The user should run ./utils/watch_cpufreq.sh
to get the available clock
frequencies and ./utils/set_cpufreq.sh
to set one. By setting the
clock frequency to a set value, by default, the "boost" frequency is
disabled.
We strongly encourage people to use the utils/benchmark.sh
script in order to
replicate the results. This script will build all configurations for the
running architecture and execute all configurations using the benchmark
tool, hyperfine.

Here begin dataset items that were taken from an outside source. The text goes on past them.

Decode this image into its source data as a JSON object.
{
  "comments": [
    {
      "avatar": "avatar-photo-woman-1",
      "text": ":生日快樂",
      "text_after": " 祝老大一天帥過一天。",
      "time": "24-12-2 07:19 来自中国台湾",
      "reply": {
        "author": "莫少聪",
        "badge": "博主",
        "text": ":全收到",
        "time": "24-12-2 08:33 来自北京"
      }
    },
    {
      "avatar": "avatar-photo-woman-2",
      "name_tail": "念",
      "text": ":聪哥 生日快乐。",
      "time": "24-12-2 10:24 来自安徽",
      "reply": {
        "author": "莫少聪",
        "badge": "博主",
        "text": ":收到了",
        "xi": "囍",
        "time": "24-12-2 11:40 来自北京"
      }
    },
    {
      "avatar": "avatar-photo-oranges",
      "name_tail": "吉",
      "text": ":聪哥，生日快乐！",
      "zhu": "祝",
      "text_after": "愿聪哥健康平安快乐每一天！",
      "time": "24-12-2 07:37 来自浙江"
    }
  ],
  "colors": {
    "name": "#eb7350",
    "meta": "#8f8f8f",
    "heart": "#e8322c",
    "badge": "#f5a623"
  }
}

When executing hyperfine we pin the process to the first core.
This is done in order to ensure that, when a context switch occurs, the process
will be scheduled to run in the same core. Doing so avoids extra cache misses
incurred by scheduling the process to run in a different core. At the end of
the script, hyperfine will output the speedups for each protocol configuration.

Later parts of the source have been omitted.